The deteriorating security situation in Israel and the impact it may have on economic growth has led to the second-biggest surge in credit risk this month among developed nations.
Israel’s credit-default swaps, contracts insuring the nation’s debt against default for five years, have advanced four basis points so far this month, the second-biggest gain after the U.S. among 23 developed countries, to 73 basis points, CMA prices show. The swaps increased five basis points last week, the most since August 2014. Meanwhile, the shekel depreciated the most in two months during the same period.
Israeli Prime Minister Benjamin Netanyahu on Sunday told his cabinet he accepts arrangements brokered by U.S. Secretary John Kerry meant to reduce tensions over a Jerusalem shrine that have sparked a wave of Palestinian attacks on Jews. A surge in violence this month has led to the deaths of nine Israelis and more than 50 Palestinians.
Israel’s economy retreated during a previous five-year Palestinian uprising that began in September 2000. The nation’s gross domestic product increased just 0.1 percent in 2001 and contracted the same amount the following year, the worst economic performance since Israel’s birth, according to the Central Bureau of Statistics.
“As violence erupts not only day after day but week after week, investors are starting to raise concerns about how long this will go on and how this will affect the economy,” Alex Zabezhinsky, the chief economist at Bnei Brak, Israel-based Meitav Dash Investment House Ltd., the country’s second-largest investment house, said by phone. “In a time of security tension consumers are going out less and thus they are spending less.”
Israel Brokerage & Investments Ltd. said last week investors should sell the shekel as the potential reduction in private consumption and inflation in an already slowing economy are likely to add to pressures weakening the currency.
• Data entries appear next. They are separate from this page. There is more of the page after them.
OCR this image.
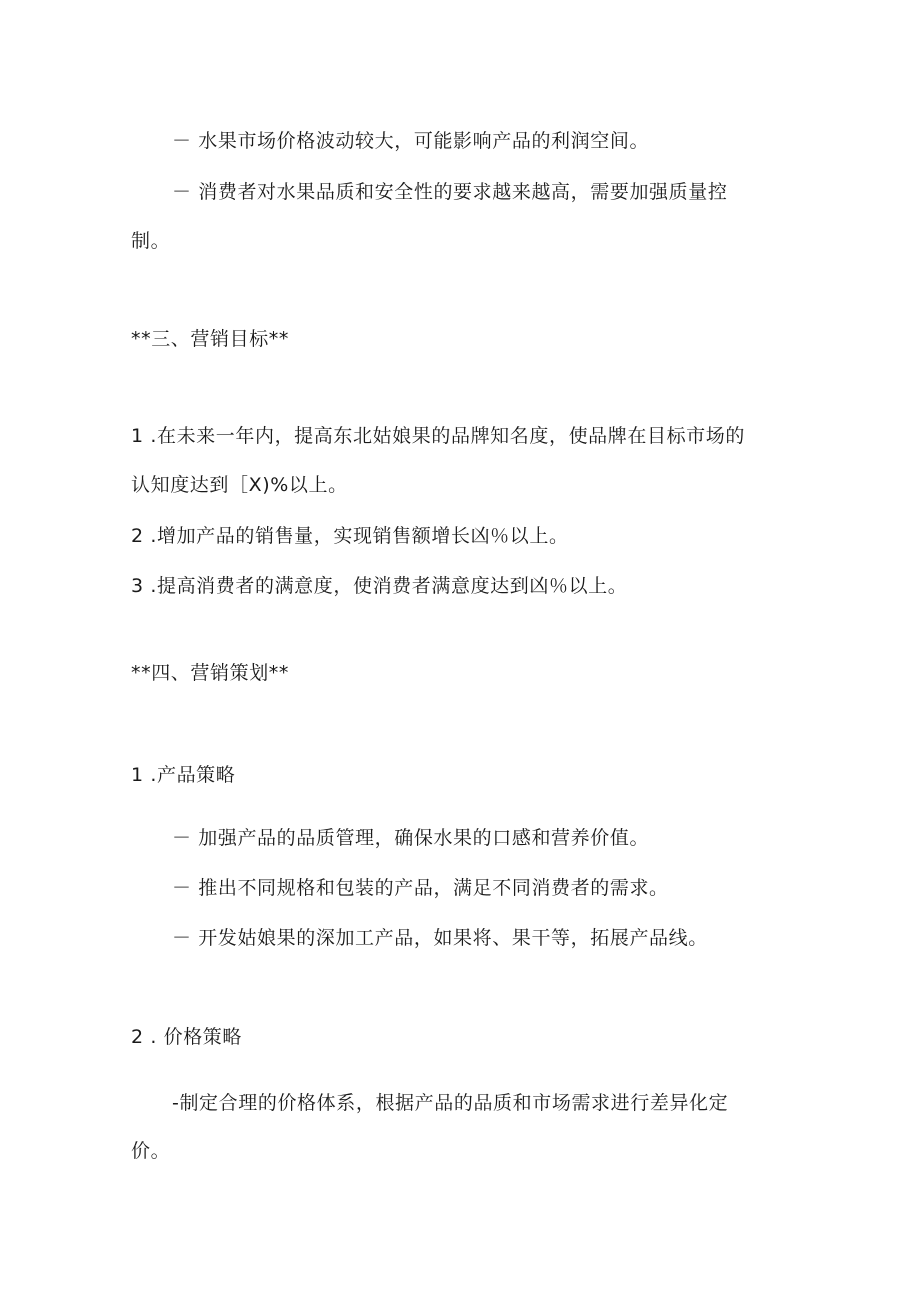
－ 水果市场价格波动较大，可能影响产品的利润空间。
－ 消费者对水果品质和安全性的要求越来越高，需要加强质量控
制。
**三、营销目标**
1 .在未来一年内，提高东北姑娘果的品牌知名度，使品牌在目标市场的
认知度达到［X)%以上。
2 .增加产品的销售量，实现销售额增长凶％以上。
3 .提高消费者的满意度，使消费者满意度达到凶％以上。
**四、营销策划**
1 .产品策略
－ 加强产品的品质管理，确保水果的口感和营养价值。
－ 推出不同规格和包装的产品，满足不同消费者的需求。
－ 开发姑娘果的深加工产品，如果将、果干等，拓展产品线。
2 . 价格策略
-制定合理的价格体系，根据产品的品质和市场需求进行差异化定
价。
Excellence Nessuah Investment House Ltd. recommended investors move a substantial part of their portfolios out of the country temporarily.
Even before the current wave of violence, the Finance Ministry cut its growth forecast to 2.6 percent this year and 2.9 percent next year, down from previous projections of 3.1 percent and 3.3 percent. The country’s economy slowed almost to a standstill in the second quarter.